Hazret-i Muhammed (ASM), Hicazda kullanılan Bizans ve İran paraları ve ölçü birimlerini olduğu gibi bırakmış, fakat "ölçü Medinelilerin ölçüsü, tartı ise Mekkelilerin tartısıdır" diyerek zekat nisabı ve nafaka miktarları konusunda hububat ve meyvelerin takdirinde Medinelilerin, hacim ölçü birimlerini, altın ve gümüşün takdirinde ise Mekkelilerin ağırlık ölçü birimlerinin esas alınmasını istemiştir. Resul-i Ekrem (ASM) döneminde Mekkede kullanılan dirhemin 50,4 habbe (6 dânek) şeklindeki tespitinin ilk olarak Ebu Ubeyd Kasım b. Sellâm ve Şafii fakihi Ebul-Abbas ibn Süreye tarafından kaydedildiği görülmektedir. Bu nispetler fakihlerin çoğunluğu tarafından kabul edilirken Hanefilere göre 1 dirhem 70 habbedir. İbn Hazm ise yaptığı araştırmada Mekke altın dinarının 82,3 mutlak arpa habbesi ve 1 dirhemin 7/10 dinar olmasından hareketle 1 Mekke dirheminin 57,61 habbe olduğu sonucuna vardığını ifade etmiştir.

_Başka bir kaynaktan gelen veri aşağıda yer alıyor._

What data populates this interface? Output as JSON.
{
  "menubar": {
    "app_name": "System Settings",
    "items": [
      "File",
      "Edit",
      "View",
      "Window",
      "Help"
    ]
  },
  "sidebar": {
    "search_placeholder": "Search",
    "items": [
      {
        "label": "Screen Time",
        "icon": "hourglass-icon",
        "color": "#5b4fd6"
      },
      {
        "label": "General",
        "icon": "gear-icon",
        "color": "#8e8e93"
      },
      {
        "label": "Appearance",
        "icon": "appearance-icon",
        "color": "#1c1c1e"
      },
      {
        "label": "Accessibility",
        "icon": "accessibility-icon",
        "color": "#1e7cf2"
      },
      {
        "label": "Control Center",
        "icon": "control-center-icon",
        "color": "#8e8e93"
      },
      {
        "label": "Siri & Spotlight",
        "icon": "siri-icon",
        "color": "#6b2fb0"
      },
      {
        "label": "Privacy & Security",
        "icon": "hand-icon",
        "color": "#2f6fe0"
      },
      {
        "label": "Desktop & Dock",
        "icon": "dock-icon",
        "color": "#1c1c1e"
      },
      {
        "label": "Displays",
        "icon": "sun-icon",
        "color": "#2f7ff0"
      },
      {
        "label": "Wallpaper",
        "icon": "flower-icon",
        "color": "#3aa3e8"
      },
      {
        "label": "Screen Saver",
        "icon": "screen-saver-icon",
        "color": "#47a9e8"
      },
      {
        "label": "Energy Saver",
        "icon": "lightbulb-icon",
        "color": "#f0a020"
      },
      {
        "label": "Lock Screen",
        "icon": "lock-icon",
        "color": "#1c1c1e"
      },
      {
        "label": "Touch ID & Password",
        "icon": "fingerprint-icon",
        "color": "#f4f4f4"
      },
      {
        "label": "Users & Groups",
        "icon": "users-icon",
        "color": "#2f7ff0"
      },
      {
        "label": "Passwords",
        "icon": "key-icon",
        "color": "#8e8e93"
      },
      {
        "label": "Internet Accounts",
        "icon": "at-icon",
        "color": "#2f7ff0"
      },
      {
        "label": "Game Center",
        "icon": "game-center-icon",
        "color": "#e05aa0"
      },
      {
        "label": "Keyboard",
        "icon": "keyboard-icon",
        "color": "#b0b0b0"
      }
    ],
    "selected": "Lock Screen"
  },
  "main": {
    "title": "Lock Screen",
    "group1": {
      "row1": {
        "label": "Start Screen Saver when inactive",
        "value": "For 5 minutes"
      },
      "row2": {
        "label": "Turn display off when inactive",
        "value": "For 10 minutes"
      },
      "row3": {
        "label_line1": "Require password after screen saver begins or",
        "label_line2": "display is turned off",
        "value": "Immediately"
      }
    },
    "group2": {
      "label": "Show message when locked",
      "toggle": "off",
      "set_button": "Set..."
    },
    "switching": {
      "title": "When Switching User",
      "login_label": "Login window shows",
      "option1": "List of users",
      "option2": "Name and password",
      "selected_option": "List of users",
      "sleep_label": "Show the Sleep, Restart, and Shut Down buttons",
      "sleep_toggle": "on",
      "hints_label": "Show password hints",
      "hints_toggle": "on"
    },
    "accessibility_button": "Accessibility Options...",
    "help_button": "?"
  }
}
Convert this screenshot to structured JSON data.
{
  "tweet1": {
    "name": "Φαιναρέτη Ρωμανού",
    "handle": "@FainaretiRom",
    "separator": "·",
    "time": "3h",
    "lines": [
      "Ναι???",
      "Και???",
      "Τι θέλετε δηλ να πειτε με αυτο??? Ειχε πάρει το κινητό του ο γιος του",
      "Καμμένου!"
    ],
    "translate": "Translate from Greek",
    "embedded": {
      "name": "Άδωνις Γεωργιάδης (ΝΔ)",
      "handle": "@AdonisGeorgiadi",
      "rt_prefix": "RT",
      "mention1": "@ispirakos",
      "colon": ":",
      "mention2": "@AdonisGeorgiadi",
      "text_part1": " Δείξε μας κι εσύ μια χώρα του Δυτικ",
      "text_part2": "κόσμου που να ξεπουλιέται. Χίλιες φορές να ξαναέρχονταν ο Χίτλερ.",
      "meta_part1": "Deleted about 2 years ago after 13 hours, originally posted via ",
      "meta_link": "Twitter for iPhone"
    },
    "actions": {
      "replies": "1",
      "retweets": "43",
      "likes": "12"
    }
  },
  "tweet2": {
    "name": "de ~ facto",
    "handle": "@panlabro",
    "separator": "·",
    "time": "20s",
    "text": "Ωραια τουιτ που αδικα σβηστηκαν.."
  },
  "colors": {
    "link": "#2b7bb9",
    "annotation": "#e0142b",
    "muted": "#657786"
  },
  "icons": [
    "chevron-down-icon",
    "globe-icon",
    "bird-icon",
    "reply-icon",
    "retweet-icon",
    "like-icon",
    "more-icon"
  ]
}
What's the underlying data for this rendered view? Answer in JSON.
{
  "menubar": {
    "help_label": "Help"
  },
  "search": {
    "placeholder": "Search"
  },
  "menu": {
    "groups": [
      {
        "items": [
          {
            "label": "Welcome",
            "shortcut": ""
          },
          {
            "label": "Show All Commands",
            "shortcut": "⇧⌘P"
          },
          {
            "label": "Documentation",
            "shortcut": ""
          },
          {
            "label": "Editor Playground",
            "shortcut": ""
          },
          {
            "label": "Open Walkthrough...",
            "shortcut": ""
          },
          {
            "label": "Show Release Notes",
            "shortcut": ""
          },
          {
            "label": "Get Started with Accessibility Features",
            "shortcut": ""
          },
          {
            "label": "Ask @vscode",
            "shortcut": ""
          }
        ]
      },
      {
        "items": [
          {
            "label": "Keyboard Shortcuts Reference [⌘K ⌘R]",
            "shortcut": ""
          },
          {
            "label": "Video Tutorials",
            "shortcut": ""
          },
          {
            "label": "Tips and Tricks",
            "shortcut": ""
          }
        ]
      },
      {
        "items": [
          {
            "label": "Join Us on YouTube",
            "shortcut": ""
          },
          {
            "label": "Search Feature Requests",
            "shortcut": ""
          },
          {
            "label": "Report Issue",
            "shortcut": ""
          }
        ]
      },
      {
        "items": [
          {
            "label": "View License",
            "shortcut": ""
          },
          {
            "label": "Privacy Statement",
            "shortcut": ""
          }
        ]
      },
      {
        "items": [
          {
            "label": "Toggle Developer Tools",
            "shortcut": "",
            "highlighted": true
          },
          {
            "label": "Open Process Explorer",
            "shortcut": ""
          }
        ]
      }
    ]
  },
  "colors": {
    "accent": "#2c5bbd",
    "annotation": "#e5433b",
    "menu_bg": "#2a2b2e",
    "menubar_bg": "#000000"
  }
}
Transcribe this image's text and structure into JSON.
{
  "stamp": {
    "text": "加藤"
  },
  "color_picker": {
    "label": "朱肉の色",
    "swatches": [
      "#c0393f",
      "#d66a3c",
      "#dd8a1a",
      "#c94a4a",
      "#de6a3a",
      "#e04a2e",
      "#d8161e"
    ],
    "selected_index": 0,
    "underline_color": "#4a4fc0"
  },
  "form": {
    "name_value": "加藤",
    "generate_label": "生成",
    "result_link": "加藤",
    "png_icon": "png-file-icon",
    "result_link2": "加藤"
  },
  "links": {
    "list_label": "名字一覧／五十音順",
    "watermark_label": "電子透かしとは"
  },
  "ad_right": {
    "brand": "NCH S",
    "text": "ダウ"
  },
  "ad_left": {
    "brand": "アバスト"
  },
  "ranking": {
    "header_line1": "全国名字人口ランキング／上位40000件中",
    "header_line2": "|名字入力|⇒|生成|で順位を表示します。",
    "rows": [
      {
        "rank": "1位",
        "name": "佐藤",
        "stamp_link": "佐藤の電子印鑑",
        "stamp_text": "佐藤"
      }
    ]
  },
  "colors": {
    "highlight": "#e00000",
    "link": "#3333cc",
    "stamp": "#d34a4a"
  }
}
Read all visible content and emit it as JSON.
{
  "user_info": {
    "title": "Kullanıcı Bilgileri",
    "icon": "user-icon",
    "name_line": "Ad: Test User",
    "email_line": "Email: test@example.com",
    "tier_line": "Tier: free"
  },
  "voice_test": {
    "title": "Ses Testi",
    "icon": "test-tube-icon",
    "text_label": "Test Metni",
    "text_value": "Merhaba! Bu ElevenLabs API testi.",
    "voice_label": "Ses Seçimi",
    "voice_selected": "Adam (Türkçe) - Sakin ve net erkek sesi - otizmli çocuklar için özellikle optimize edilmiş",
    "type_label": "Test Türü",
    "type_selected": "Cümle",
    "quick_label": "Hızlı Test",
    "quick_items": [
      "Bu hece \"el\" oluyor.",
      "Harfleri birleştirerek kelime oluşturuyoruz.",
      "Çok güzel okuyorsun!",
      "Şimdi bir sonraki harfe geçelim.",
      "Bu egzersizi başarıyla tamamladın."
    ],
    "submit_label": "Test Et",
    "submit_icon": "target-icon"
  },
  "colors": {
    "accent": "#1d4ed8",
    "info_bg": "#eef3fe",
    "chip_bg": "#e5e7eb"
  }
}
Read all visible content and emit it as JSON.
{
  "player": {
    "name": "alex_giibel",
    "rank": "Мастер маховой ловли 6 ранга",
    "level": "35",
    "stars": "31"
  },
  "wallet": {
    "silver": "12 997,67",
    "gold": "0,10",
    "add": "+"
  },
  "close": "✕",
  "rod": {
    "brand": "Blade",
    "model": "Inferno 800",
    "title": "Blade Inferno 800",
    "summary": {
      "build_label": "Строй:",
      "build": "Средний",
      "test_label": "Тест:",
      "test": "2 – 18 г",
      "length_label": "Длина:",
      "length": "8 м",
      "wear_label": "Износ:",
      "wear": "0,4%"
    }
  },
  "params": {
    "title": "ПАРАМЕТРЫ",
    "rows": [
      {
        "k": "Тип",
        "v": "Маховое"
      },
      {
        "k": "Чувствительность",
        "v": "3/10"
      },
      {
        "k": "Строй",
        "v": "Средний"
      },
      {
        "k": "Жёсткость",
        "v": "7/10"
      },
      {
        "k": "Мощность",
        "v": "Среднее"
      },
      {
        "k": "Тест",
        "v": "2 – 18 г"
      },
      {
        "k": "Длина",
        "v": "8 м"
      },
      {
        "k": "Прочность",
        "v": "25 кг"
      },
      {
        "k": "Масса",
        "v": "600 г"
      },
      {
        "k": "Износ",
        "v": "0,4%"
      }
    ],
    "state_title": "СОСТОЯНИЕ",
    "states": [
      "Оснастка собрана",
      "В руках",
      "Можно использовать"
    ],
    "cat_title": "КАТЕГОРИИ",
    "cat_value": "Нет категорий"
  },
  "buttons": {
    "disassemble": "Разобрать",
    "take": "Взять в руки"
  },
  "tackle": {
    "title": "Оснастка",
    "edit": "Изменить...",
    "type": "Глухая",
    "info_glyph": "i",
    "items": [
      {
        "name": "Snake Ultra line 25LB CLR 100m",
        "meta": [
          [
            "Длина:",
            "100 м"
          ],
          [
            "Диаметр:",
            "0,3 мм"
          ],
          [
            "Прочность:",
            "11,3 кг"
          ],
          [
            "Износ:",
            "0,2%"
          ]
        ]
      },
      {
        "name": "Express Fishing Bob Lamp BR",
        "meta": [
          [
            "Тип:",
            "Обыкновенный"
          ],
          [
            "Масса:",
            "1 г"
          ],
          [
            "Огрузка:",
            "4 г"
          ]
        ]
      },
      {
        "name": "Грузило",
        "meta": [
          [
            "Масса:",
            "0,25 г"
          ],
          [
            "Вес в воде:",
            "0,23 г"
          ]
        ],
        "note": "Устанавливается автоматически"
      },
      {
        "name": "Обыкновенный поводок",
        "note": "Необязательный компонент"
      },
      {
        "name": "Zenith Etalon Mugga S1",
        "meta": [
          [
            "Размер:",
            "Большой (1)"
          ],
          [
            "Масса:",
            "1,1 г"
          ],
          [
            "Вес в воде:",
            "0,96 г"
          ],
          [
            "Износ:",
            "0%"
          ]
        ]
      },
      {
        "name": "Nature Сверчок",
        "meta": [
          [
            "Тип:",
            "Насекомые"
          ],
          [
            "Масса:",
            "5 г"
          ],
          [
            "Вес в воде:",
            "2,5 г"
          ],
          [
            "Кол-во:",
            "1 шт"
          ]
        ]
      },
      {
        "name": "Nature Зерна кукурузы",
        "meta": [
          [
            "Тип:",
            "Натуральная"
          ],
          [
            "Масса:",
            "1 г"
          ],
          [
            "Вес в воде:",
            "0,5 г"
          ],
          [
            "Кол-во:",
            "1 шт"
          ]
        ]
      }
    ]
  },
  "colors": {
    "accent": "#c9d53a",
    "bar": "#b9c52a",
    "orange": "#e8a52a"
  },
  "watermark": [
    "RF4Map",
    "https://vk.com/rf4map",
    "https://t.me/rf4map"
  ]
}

İslam ağırlık ölçüsü sisteminin temelini dirhem ve miskal teşkil etmektedir. Diğer bütün ölçülerin belirlenmesi bu iki birimin doğru şekilde tespit edilmesine bağlıdır. İslam hukukunda zekat, diyet, nafaka, hırsızlık suçunun teşekkülü için gerekli mal nisabı ve mehir gibi meselelerde getirilen ölçüler o gün teamülde bulunan bu birimlerle ifade edilmiştir. Şeriatın kararlaştırdığı ölçü ve tartıları eksiltmek ya da arttırmak suretiyle değiştirmenin caiz olmaması sebebiyle bu ölçü değerlerini sabit bir sisteme bağlamak icap etmekteydi. Bu itibarla "Bir farzın tamam olması bir başka şeye bağlıysa o şey de farzdır" kaidesi gereğince alimler, kendi dönemlerindeki teknik imkanlar çerçevesinde sert miktarları doğru biçimde tayin ve tespit etmeye çalışmışlar, tahılların tohum ve çekirdeklerini esas birim alarak dirhem ve dinarı belirleme cihetine gitmişlerdir.